In 1985, when Toronto hosted the International Bach Piano Competition, Fitch wrote a long and detailed review of the event which was printed in The Piano Quarterly, a prestigious professional journal with a worldwide circulation. In describing the competition, she used humor, including a reference to a contestant who had had a bad case of static cling but had prevailed over another whose memory had failed, observing that "a clinging slip wins over a memory slip every time!" A number of letters were sent to the editor praising the article for both its humor and detail, although one more conservative reader wrote to express her shock that such an article would be printed in a professional magazine of that caliber.
In 1989, they moved to Red Deer, Alberta, when Victor became educational superintendent for the church's Alberta Conference. Two years later, he became president of CUC, a position he held until his retirement in 1997, when he became part-time educational superintendent of the Manitoba Saskatchewan Conference. When he fully retired in 2008, the CUC board honored him with the title of President Emeritus of the university, a first in the school's history.
During these years, Gem gave piano lessons in her home, taught briefly at Red Deer church school, and also taught piano at CUC. She adjudicated for five years at piano festivals in Alberta before fully retiring as the 20th century ended.

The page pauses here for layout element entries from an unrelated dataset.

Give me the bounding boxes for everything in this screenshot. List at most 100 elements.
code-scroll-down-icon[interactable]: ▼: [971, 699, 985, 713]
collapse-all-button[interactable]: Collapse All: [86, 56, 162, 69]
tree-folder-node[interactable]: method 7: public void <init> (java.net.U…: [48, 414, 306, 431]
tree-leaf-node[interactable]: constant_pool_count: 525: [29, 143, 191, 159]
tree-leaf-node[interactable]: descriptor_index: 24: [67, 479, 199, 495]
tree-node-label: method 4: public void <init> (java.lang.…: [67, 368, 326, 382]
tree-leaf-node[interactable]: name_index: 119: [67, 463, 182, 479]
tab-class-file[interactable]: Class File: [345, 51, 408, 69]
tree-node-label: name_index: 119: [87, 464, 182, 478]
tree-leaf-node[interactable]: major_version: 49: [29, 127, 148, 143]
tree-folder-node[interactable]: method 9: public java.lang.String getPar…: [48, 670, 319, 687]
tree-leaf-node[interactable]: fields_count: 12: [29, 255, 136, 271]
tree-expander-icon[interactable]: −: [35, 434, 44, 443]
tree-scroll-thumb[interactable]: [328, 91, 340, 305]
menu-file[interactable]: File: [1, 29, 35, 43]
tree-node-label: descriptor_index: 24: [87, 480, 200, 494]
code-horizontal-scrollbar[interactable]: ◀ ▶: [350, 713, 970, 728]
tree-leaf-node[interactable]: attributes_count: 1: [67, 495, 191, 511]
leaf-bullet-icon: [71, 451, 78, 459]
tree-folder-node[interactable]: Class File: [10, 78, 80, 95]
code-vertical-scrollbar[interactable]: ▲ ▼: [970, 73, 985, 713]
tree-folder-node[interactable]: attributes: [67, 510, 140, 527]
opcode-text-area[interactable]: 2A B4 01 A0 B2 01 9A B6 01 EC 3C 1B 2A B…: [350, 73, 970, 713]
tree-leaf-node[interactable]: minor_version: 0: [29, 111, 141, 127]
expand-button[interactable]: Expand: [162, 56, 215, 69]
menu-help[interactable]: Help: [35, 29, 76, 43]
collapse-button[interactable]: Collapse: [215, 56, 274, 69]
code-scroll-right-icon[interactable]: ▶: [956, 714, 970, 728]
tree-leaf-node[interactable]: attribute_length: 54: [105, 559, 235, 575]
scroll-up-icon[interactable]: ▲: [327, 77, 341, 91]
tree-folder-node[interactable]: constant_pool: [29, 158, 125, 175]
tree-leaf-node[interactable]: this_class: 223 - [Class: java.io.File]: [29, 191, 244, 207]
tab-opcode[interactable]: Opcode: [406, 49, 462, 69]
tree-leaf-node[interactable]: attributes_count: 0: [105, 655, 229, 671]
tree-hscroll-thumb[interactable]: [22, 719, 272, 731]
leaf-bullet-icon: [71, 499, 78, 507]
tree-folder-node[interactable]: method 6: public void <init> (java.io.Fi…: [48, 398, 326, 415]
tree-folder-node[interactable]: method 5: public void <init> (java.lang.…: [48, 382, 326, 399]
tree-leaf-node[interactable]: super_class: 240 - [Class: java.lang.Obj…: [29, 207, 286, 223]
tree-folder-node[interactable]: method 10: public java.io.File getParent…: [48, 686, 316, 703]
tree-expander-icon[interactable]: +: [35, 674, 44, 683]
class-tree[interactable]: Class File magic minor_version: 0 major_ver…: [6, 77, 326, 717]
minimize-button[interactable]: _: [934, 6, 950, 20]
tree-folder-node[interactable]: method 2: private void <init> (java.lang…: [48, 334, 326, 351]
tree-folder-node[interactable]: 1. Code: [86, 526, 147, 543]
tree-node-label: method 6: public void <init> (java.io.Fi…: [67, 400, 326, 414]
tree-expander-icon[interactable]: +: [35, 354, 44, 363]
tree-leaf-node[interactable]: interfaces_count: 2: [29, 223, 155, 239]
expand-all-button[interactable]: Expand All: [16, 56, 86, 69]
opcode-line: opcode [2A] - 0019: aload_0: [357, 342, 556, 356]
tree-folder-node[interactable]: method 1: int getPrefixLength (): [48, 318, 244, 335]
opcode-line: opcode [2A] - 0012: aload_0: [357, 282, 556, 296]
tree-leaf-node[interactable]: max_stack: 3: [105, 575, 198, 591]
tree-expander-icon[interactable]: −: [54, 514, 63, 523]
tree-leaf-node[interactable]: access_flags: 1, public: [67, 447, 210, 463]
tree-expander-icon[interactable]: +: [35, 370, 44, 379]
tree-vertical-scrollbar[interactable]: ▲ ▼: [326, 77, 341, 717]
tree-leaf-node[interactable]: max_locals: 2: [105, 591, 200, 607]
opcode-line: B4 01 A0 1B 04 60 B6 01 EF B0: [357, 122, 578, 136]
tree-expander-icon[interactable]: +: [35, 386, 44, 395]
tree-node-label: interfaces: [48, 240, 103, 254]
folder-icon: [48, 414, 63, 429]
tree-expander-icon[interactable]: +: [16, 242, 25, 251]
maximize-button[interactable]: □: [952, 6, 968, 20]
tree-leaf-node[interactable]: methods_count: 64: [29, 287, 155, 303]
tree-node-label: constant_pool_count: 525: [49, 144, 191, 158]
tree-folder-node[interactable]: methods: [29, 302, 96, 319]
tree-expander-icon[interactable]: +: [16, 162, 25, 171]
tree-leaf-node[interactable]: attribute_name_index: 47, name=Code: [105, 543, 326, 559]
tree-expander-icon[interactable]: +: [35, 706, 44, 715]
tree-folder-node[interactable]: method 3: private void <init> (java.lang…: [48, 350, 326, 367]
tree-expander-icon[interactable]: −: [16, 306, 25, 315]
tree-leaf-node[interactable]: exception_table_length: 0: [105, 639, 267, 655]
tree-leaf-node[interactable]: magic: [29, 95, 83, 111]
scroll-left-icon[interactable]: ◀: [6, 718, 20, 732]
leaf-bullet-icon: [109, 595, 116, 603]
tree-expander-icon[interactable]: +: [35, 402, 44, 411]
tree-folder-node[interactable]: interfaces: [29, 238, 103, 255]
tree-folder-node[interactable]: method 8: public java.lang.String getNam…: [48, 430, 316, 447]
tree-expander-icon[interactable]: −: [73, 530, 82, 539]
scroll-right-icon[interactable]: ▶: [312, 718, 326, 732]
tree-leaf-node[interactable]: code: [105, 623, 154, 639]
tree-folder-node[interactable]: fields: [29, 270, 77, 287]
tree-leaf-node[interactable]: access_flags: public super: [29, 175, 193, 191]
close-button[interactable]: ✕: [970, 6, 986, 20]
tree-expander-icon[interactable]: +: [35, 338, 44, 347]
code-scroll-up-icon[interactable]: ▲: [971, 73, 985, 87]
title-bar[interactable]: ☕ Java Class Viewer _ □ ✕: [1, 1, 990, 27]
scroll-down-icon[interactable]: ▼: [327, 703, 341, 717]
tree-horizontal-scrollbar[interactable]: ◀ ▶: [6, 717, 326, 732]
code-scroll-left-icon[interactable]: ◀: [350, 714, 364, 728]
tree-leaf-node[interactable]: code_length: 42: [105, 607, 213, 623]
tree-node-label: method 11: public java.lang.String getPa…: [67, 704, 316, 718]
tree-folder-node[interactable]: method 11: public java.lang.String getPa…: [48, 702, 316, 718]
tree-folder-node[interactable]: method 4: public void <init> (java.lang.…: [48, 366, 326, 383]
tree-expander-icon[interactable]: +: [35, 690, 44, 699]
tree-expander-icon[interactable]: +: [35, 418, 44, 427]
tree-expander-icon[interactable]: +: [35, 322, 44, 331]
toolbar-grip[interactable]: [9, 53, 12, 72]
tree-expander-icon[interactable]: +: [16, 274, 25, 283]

Gem has been listed in a number of biographical volumes including the International Who's Who in Music and Musicians' Directory in 1990/91, the International Who's Who of Professional and Business Women in 1992, and others.
Sources: Information provided by Gem Fitch, 23 January and 7, 8, and 18 April 2008; Resume on file at Walla Walla University (1975); Wayne H. Hooper and Edward E. White, Companion to the Seventh-day Adventist Hymnal, 1988, Review and Herald Publishing Association, 393-94. Personal Knowledge.